MACBAN whose approach in the press release is conflict resolution and passive resistance sympathises with President Muhammadu Buhari—and indeed the APC—government. Buhari is their life patron.

Kauta Hore which calls on its members to give for tit for tat should any militia groups in the south attack the herdsmen is sympathetic to the PDP. Former President Goodluck Jonathan is their life patron—he has been since 2014, in the run up to the 2015 elections, when he promised the herders his multibillion-naira ranching policy for them.

How Nigerian presidents got into this romance with Fulani herdsmen now considered the fourth deadliest terrorist organization in the world is intriguing.

It’s about politics.

Buhari, a Fulani and cattle breeder, had MACBAN, registered in 1986, for keeps until 2010.  Then a splinter of the association decided to stand alone—using same trade name Miyetti Allah.

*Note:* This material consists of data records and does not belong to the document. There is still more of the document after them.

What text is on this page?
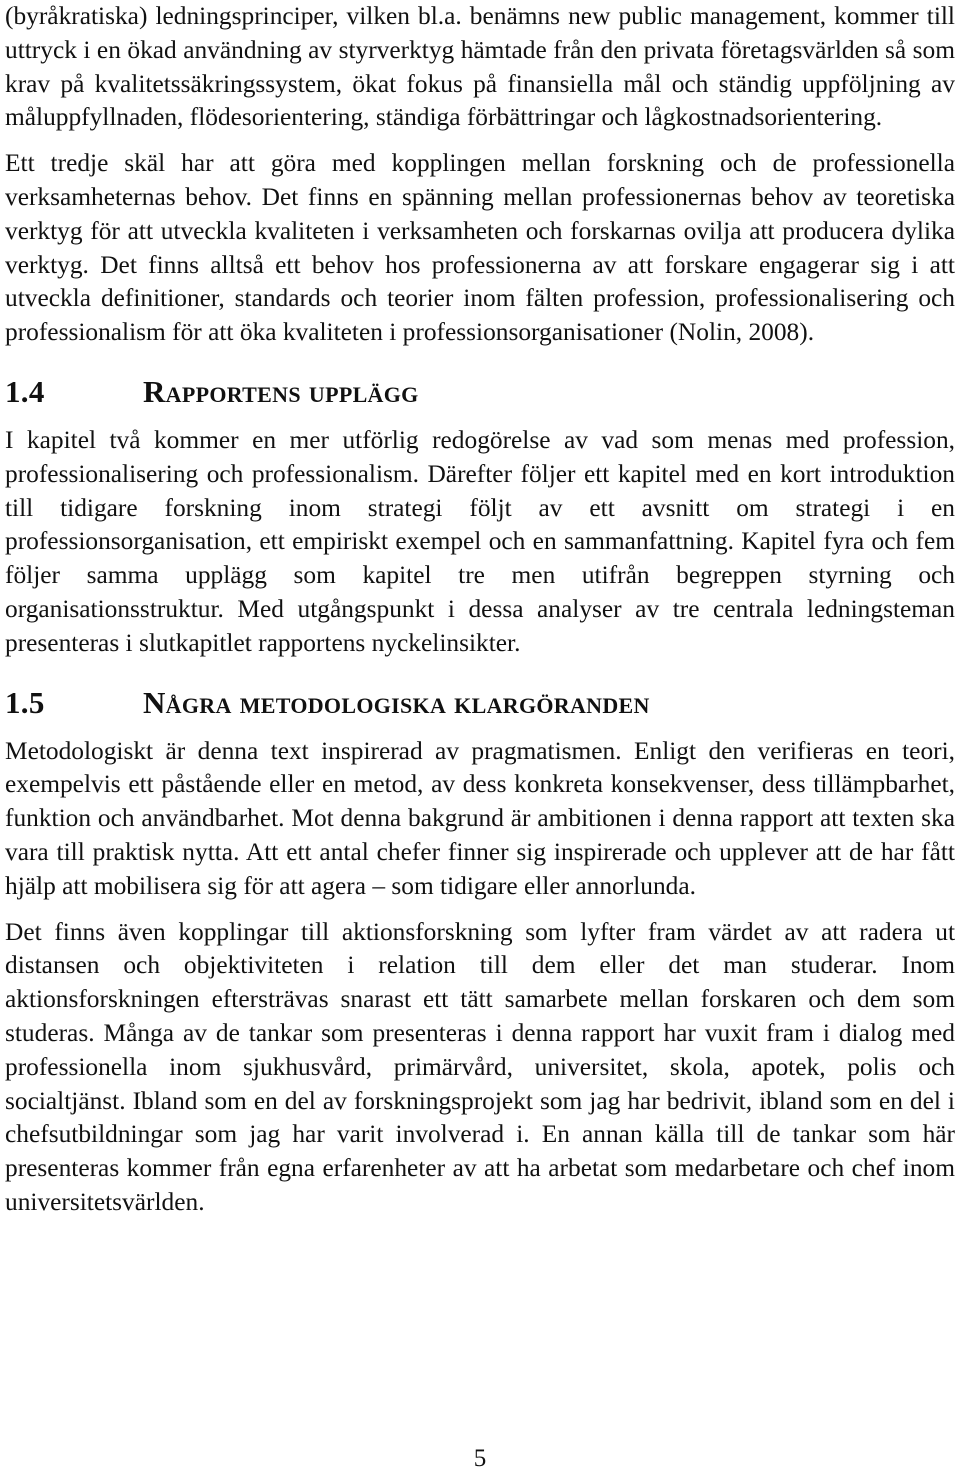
(byråkratiska) ledningsprinciper, vilken bl.a. benämns new public management, kommer till uttryck i en ökad användning av styrverktyg hämtade från den privata företagsvärlden så som krav på kvalitetssäkringssystem, ökat fokus på finansiella mål och ständig uppföljning av måluppfyllnaden, flödesorientering, ständiga förbättringar och lågkostnadsorientering.

Ett tredje skäl har att göra med kopplingen mellan forskning och de professionella verksamheternas behov. Det finns en spänning mellan professionernas behov av teoretiska verktyg för att utveckla kvaliteten i verksamheten och forskarnas ovilja att producera dylika verktyg. Det finns alltså ett behov hos professionerna av att forskare engagerar sig i att utveckla definitioner, standards och teorier inom fälten profession, professionalisering och professionalism för att öka kvaliteten i professionsorganisationer (Nolin, 2008).

1.4	Rapportens upplägg

I kapitel två kommer en mer utförlig redogörelse av vad som menas med profession, professionalisering och professionalism. Därefter följer ett kapitel med en kort introduktion till tidigare forskning inom strategi följt av ett avsnitt om strategi i en professionsorganisation, ett empiriskt exempel och en sammanfattning. Kapitel fyra och fem följer samma upplägg som kapitel tre men utifrån begreppen styrning och organisationsstruktur. Med utgångspunkt i dessa analyser av tre centrala ledningsteman presenteras i slutkapitlet rapportens nyckelinsikter.

1.5	Några metodologiska klargöranden

Metodologiskt är denna text inspirerad av pragmatismen. Enligt den verifieras en teori, exempelvis ett påstående eller en metod, av dess konkreta konsekvenser, dess tillämpbarhet, funktion och användbarhet. Mot denna bakgrund är ambitionen i denna rapport att texten ska vara till praktisk nytta. Att ett antal chefer finner sig inspirerade och upplever att de har fått hjälp att mobilisera sig för att agera – som tidigare eller annorlunda.

Det finns även kopplingar till aktionsforskning som lyfter fram värdet av att radera ut distansen och objektiviteten i relation till dem eller det man studerar. Inom aktionsforskningen eftersträvas snarast ett tätt samarbete mellan forskaren och dem som studeras. Många av de tankar som presenteras i denna rapport har vuxit fram i dialog med professionella inom sjukhusvård, primärvård, universitet, skola, apotek, polis och socialtjänst. Ibland som en del av forskningsprojekt som jag har bedrivit, ibland som en del i chefsutbildningar som jag har varit involverad i. En annan källa till de tankar som här presenteras kommer från egna erfarenheter av att ha arbetat som medarbetare och chef inom universitetsvärlden.

5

“We tried to ensure that they were not registered because of the similarities in names, but politicians who wanted to use them against us ensured they were registered by force,” said Baba Usman, MACBAN national secretary.

So the belligerent Miyeti Allah Kautal Hore was formed, with a rebellious streak, always taking adversarial positions against the Buhari-led group.

Which was why it adopted a non-Fulani, Jonathan, with no head of cows, as its life patron and presidential candidate of the PDP in the 2015 election.

MACBAN, too, which adopted Buhari in the 2014 and the 2019 elections, aligns directly or indirectly with the APC government policies.

When the ranching and Ruga settlement policies were floated, MACBAN was all for them, rapping the southeast governors that opposed the decision.

And when Buhari gave in to pressure to cancel the plans, the group took it calmly, suing for understanding as the south now prepare to sack the herdsmen in the region, following unceasing violent attacks allegedly carried out by the herders.

“Even though we are a group mostly known as Fulani cattle breeders, we are only interested in actions and discussions that will improve Nigeria’s peace and stability,” Musa said.

“Nigerians should not see us as agents of destabilisation,” he said in a smart damage-control move, adding MACBAN is planning a media enlightenment campaign about the two groups.

But the PDP’s Kautal Hore, the opposition, didn’t care about dialogue.

“They (herdsmen) are Nigerians, so they are entitled to stay where they are. They should remain where they are and defend themselves against ethnic militia and assert their citizenship in this country,” said Saleh Alhassan, the group’s spokesman.

“We are Nigerians and we are not going anywhere. Our attachment to the land is opportunistic; we don’t farm the land. So, if anybody is thinking that because he has cultivated the land in a particular place for long and he has rights there more than us, then we would ask where is the grazing area that the colonial masters created for us?”

He urged politicians to leave the faction leave out of it this crisis.

Many analysts have also said until the government unveil the moneybags and politicians who own most the herds the nomads goad across the nation in search of sustenance, not much will happen in solving the escalating herdsmen violence in Nigeria.